For critical care and post-surgical settings, the Confusion Assessment Method for the Intensive Care Unit (CAM-ICU) and Intensive Care Delirium Screening Checklist (ICDSC) worked best because they were specifically designed for those settings. However, the committee noted that training is needed for both CAM-ICU and ICDSC before practitioners can use them.

If the assessment shows delirium is likely, the committee agreed that the final diagnosis should be carried out by a healthcare professional with the necessary experience and expertise, for example, a specialist nurse, a GP, lead clinician or a member of the frailty team. Depending on the circumstances, this might be the same person who carried out the 4AT. If there is uncertainty about the diagnosis, a specialist such as a geriatrician or psychiatrist, may need to be involved.

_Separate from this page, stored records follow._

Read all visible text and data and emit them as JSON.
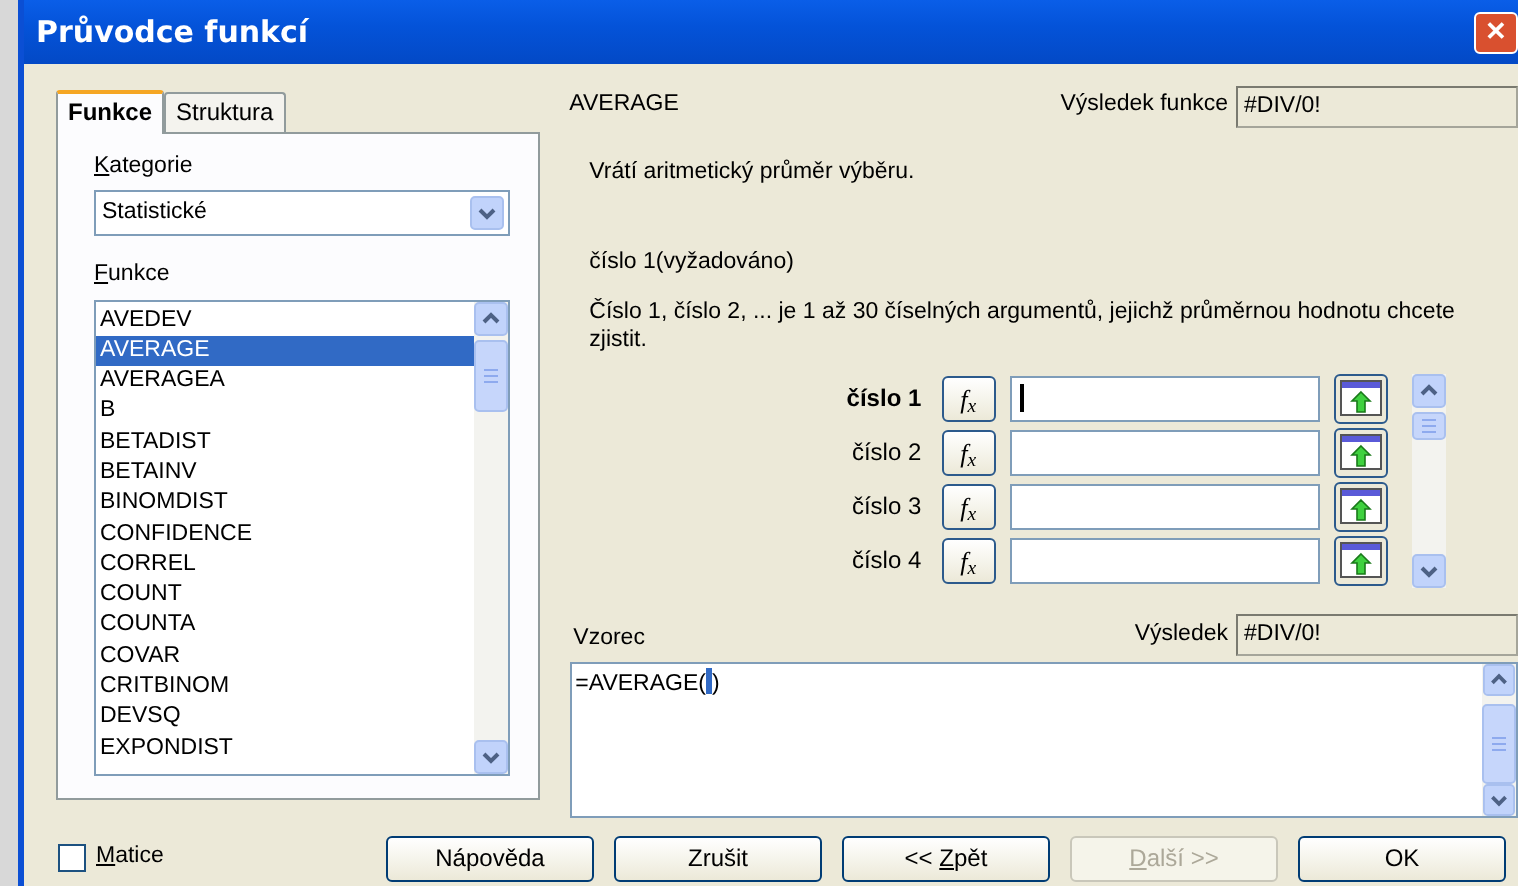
{
  "window": {
    "title": "Průvodce funkcí",
    "close": "✕"
  },
  "tabs": [
    {
      "label": "Funkce",
      "selected": true
    },
    {
      "label": "Struktura",
      "selected": false
    }
  ],
  "category": {
    "label": "Kategorie",
    "underlined_first": true,
    "value": "Statistické"
  },
  "functions": {
    "label": "Funkce",
    "underlined_first": true,
    "items": [
      {
        "name": "AVEDEV",
        "selected": false
      },
      {
        "name": "AVERAGE",
        "selected": true
      },
      {
        "name": "AVERAGEA",
        "selected": false
      },
      {
        "name": "B",
        "selected": false
      },
      {
        "name": "BETADIST",
        "selected": false
      },
      {
        "name": "BETAINV",
        "selected": false
      },
      {
        "name": "BINOMDIST",
        "selected": false
      },
      {
        "name": "CONFIDENCE",
        "selected": false
      },
      {
        "name": "CORREL",
        "selected": false
      },
      {
        "name": "COUNT",
        "selected": false
      },
      {
        "name": "COUNTA",
        "selected": false
      },
      {
        "name": "COVAR",
        "selected": false
      },
      {
        "name": "CRITBINOM",
        "selected": false
      },
      {
        "name": "DEVSQ",
        "selected": false
      },
      {
        "name": "EXPONDIST",
        "selected": false
      }
    ]
  },
  "matrix": {
    "label": "Matice",
    "underlined_first": true,
    "checked": false
  },
  "function_name": "AVERAGE",
  "function_result": {
    "label": "Výsledek funkce",
    "value": "#DIV/0!"
  },
  "description": "Vrátí aritmetický průměr výběru.",
  "argument_title": "číslo 1(vyžadováno)",
  "argument_description": "Číslo 1, číslo 2, ... je 1 až 30 číselných argumentů, jejichž průměrnou hodnotu chcete zjistit.",
  "arguments": [
    {
      "label": "číslo 1",
      "required": true,
      "focused": true,
      "fx": "f$_{x}$"
    },
    {
      "label": "číslo 2",
      "required": false,
      "focused": false,
      "fx": "f$_{x}$"
    },
    {
      "label": "číslo 3",
      "required": false,
      "focused": false,
      "fx": "f$_{x}$"
    },
    {
      "label": "číslo 4",
      "required": false,
      "focused": false,
      "fx": "f$_{x}$"
    }
  ],
  "formula": {
    "label": "Vzorec",
    "before_cursor": "=AVERAGE(",
    "after_cursor": ")"
  },
  "result": {
    "label": "Výsledek",
    "value": "#DIV/0!"
  },
  "buttons": [
    {
      "label": "Nápověda",
      "disabled": false,
      "underlined_first": false
    },
    {
      "label": "Zrušit",
      "disabled": false,
      "underlined_first": false
    },
    {
      "prefix": "<<",
      "label": "Zpět",
      "disabled": false,
      "underlined_first": true
    },
    {
      "label": "Další >>",
      "disabled": true,
      "underlined_first": true
    },
    {
      "label": "OK",
      "disabled": false,
      "underlined_first": false
    }
  ]
}
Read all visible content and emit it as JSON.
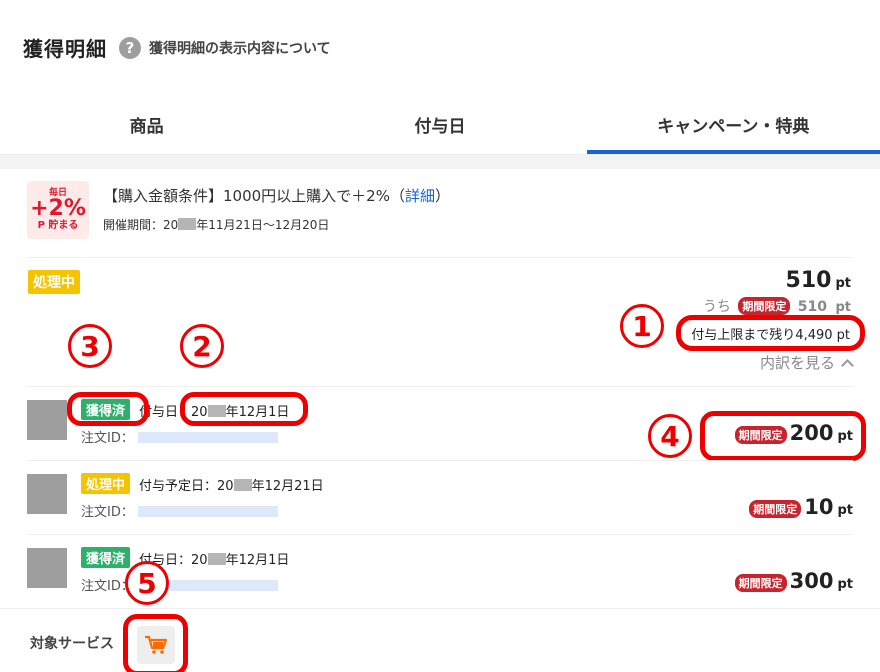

The committee agreed that although the evidence allowed them to make recommendations overall, further, more specific, research on the accuracy and ease of use of different assessment tools in different settings, for different patient groups (including those with dementia, cognitive impairments, learning disabilities or affective disorders) and by different healthcare practitioners, would help to make future guidance more specific. They therefore made a recommendation for research on delirium assessment tools.

How the recommendations might affect practice

The committee noted that the assessment tools they recommended are already the most commonly used in practice. The change from healthcare professional in the previous version of this guideline to health or social care practitioner in this version will potentially reduce the workload for healthcare professionals who previously had to carry out assessments for delirium.